33. RUMAH YANG BERBENTUK RAGA

41.5K 4K 332
                                    

Mari bercerita tentang hidup baru di diri. Saling menerima semua hal lalu yang telah pergi. Kau tidak perlu tau semua cerita tentang air mata dan jatuh bangunku untuk sembuh dan pulih. Tentang hari yang terus berganti dan di hiasi oleh banyaknya luka.

33. RUMAH YANG BERBENTUK RAGA.

Matahari sudah sepenuhnya muncul menghiasi langit yang terlihat biru dan cerah. Tiga orang remaja laki-laki yang sedari tadi berkeliling di dalam hutan belum juga menemukan seseorang yang dicarinya. Selama beberapa jam berjalan, mereka tidak menemukan hal yang mencurigakan, tidak ada jejak yang di tinggalkan oleh Legenda dan Moana. Dermaga mengusap pelipis yang sudah di penuhi peluh. Sudah tiga jam berlalu, mereka menghabiskan waktu, berkeliaran tanpa arah di dalam hutan yang untungnya tidak ada hewan buas.

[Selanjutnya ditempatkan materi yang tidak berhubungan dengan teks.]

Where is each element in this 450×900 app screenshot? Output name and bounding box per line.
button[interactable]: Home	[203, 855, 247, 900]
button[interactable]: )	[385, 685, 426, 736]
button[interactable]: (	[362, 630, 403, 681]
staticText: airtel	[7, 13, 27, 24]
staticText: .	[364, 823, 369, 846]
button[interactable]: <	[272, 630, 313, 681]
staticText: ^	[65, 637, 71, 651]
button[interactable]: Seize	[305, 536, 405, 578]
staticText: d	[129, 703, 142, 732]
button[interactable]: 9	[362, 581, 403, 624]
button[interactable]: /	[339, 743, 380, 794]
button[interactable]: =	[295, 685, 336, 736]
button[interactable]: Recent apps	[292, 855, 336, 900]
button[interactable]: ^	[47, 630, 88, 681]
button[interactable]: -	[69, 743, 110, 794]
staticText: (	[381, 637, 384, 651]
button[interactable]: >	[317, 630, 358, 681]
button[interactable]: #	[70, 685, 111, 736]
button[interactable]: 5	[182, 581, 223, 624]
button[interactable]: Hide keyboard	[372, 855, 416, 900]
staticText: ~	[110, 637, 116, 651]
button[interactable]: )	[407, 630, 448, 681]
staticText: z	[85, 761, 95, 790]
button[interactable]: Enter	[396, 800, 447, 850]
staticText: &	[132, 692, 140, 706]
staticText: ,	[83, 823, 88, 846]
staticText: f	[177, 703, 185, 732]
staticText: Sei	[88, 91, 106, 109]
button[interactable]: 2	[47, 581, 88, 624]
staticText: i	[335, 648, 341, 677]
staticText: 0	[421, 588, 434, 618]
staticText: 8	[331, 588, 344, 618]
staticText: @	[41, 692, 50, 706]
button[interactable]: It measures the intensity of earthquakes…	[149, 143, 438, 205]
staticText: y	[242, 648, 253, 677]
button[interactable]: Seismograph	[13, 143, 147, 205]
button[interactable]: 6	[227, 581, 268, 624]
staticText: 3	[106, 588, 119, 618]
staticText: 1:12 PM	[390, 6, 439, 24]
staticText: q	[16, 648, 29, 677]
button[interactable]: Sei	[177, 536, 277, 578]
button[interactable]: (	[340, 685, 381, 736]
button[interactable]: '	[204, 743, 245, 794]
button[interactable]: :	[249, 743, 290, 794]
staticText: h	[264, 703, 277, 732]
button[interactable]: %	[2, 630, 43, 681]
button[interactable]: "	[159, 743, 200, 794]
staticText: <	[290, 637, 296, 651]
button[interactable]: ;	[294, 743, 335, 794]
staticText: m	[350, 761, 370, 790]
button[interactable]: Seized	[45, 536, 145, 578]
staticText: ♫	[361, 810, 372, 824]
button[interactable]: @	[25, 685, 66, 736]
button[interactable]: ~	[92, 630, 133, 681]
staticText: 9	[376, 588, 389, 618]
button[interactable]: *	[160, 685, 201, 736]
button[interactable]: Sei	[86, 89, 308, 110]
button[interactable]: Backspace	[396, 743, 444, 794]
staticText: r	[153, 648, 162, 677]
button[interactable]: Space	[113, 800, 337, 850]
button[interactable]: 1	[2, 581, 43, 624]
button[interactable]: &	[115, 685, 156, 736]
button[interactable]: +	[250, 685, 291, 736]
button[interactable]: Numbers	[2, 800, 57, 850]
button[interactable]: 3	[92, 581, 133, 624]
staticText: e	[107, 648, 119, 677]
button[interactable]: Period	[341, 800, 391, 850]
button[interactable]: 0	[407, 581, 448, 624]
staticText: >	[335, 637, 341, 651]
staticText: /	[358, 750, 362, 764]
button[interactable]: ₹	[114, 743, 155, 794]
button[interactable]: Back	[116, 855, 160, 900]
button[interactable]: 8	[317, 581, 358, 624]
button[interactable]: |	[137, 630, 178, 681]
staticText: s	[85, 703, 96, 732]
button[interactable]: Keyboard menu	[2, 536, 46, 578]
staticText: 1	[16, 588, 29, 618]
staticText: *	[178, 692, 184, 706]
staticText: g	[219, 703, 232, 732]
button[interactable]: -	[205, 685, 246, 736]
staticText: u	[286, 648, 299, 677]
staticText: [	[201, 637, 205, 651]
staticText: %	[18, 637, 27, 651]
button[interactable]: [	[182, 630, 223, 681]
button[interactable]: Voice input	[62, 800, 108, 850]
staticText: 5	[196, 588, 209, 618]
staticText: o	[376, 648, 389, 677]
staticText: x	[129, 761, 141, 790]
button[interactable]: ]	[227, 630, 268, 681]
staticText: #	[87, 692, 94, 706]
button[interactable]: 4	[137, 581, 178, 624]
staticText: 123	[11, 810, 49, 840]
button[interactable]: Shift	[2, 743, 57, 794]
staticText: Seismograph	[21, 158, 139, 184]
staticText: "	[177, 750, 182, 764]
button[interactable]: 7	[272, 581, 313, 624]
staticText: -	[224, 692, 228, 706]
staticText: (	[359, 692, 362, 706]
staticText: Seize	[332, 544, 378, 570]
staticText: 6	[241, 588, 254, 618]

Ada satu hal yang tidak mereka sadari. Sejak kapan ketiganya bergabung menjadi satu dalam pencarian?

Penglihatan Dermaga terasa meremang-remang. Rasa pusing menghajarnya habis-habisan pagi ini. Di dalam hutan. Bersama dua orang yang sama sekali tidak akrab dengannya.

Dermaga memilih untuk beristirahat sebentar, meredakan rasa nyeri di kepalanya. Ia berdiri, bersandar di batang pohon. Beberapa detik kemudian, tubuhnya membungkuk, menjadikan kedua lututnya sebagai tumpuan kedua tangannya. Tapi rasanya, pandangan mata Dermaga semakin mengabur. Wajahnya menjadi pucat pasi, keringat besar dan dingin mulai bercucuran.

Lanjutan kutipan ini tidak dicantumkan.